The Woman Suffrage Bill of 1899 passed smoothly through the lower house, as similar bills had done so often before. Then came the second reading in the Legislative Council and, as so often before, the gallery was packed with women. There were also more legislative councillors than usual. For the debate on the bill the previous year, only thirty-four had bothered to attend; this time, forty-seven did.
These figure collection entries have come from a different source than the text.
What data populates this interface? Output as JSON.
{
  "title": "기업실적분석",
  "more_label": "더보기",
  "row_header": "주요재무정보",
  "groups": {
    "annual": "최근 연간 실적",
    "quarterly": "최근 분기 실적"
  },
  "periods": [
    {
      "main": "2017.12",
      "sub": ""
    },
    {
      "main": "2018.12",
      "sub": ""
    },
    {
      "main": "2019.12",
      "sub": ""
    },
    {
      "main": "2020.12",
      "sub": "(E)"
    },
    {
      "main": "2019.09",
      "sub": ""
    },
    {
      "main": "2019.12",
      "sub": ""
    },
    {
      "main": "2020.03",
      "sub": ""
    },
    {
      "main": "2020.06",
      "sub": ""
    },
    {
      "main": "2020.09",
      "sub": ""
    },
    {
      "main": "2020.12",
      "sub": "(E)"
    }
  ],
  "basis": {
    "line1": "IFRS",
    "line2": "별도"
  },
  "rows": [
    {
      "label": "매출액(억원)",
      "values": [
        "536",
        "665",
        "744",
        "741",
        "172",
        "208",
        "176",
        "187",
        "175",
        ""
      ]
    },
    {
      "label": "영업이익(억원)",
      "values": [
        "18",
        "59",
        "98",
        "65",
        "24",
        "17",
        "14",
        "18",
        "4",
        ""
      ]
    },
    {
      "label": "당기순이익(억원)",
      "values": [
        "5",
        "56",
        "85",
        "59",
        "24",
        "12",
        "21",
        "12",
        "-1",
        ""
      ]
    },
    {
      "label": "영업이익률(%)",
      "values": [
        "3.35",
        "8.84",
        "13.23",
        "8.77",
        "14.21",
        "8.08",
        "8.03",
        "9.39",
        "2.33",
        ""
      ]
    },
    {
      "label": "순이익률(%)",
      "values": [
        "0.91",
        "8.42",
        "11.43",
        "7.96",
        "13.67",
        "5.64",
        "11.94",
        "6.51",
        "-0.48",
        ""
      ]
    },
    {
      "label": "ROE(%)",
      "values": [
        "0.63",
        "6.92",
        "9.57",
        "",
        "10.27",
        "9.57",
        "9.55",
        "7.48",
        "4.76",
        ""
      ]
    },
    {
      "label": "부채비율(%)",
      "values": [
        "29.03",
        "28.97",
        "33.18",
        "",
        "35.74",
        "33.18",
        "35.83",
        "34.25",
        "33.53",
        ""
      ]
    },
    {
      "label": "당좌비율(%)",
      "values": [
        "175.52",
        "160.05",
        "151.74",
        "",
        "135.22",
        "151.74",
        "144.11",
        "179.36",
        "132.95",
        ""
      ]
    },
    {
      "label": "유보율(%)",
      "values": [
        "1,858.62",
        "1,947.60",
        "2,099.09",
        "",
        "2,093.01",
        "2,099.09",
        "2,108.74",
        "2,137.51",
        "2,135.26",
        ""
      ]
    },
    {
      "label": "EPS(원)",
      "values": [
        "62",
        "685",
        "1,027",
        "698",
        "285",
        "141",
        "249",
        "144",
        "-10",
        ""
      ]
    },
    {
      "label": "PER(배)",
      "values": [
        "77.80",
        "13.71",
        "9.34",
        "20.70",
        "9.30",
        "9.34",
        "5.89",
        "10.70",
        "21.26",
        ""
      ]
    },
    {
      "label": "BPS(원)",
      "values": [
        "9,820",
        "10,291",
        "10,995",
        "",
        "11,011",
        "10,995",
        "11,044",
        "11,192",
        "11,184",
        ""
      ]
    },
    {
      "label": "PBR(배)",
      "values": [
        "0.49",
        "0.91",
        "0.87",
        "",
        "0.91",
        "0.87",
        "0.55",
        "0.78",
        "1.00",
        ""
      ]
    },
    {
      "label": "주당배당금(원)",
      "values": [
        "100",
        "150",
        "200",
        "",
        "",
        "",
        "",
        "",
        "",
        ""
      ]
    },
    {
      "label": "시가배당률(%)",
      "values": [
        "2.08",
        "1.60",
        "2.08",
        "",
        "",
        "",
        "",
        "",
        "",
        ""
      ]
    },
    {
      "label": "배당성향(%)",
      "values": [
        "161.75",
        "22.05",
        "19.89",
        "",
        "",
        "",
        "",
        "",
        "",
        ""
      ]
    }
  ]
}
Sitting side by side in the gallery, watching proceedings, were Vida and her father. It would be easy to assume that Jacob Goldstein had come to the debate in order to support his daughter and her colleagues, but according to The Argus they were on opposite sides. So why were they sitting together? The Argus, of course, had no idea, but gleefully reported the fact, describing it as ‘the lion lying down with the lamb’. They did not specify which Goldstein represented which animal.5

The Argus report suggests that the division between father and daughter was well known. On the face of it, this seems surprising. Jacob in many ways was a forward-thinking man for his time: he had supported his daughters’ education and had backed the campaign for the Queen Victoria Hospital. Perhaps he thought that giving women legislative rights equal to those of men was one step too far. Or perhaps he did not condone direct political action – he never showed much interest in entering politics directly himself – and thought women should not be involved in it. Perhaps he was less than supportive of the suffragist movement because he could not dominate it. He might also have been impatient with the long two-steps-forward-one-step-back campaign, involving as it did a great deal of effort with very little in the way of a tangible result. He and Vida might easily have clashed over this: it would be like Jacob to want to storm the barricades, whereas his wife and daughter were more cautious. He might well have disagreed with Isabella’s consultative and reasonable approach, and this could have been a source of strain in their marriage. Then Jacob Goldstein was someone who enjoyed being well known and liked, and many prominent men in Victoria were anti-suffragist.

So Jacob and Vida, seated together but in opposition to each other, were more than likely radiating extreme tension. If this is the case, Vida’s later comment that with a father like hers it wasn’t surprising she became a feminist – sometimes taken by historians as a gracious acknowledgement of Jacob’s liberal views – takes on quite a different flavour.